Conor Maguire, prosecuting, said: "The 999 call recorded the assault taking place as he was lying in his bed.

"A voice was heard constantly crying out 'James, James, James, please, please, please, don't, don't'. The cries of pain could be constantly heard throughout the assault."

The victim had allegedly recognised Gribben immediately, according to the barrister.

Mr Maguire added: "(He) described to police that a flat-screen television was dropped on his head as he lay in his bed."

His nephew, who had been sleeping in another bedroom, then managed to defend himself before Gribben allegedly returned to further attack the victim.

It was claimed that the accused bit his arm during this assault.

The second intruder has yet to be identified but is not suspected of carrying out any physical violence, the court heard.

Opposing bail, Mr Maguire claimed efforts have been made to get the victim to withdraw his statement.

An unknown man with a Scottish accent allegedly phoned him last month and told him to drop the charges or he would be killed.
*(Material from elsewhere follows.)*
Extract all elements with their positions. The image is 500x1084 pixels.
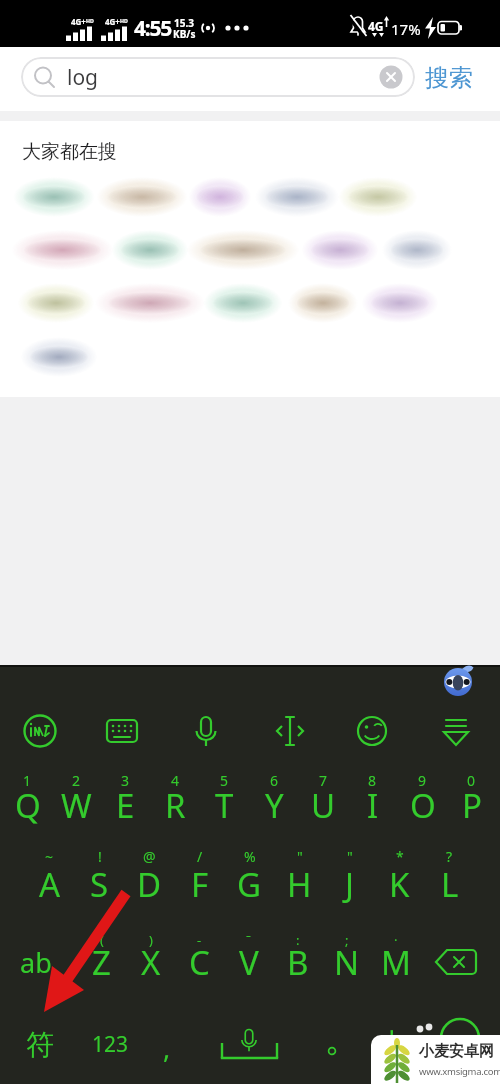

Defence counsel Michael Boyd accepted intimidation attempts appeared to have taken place but stressed that Gribben could not have been involved.

"He has been in custody since September and he knows nothing about any of the incidents described," Mr Boyd said.

"I accept there's a strong prima facie case against Mr Gribben, but he's entitled to a presumption of innocence and has made a formal denial of involvement in the incident."

But despite offering a new address in Belfast and a £3,000 cash surety Gribben's renewed application for bail was denied.

Mr Justice Burgess ruled that it was still not enough to overturn a previous decision to keep Gribben in custody.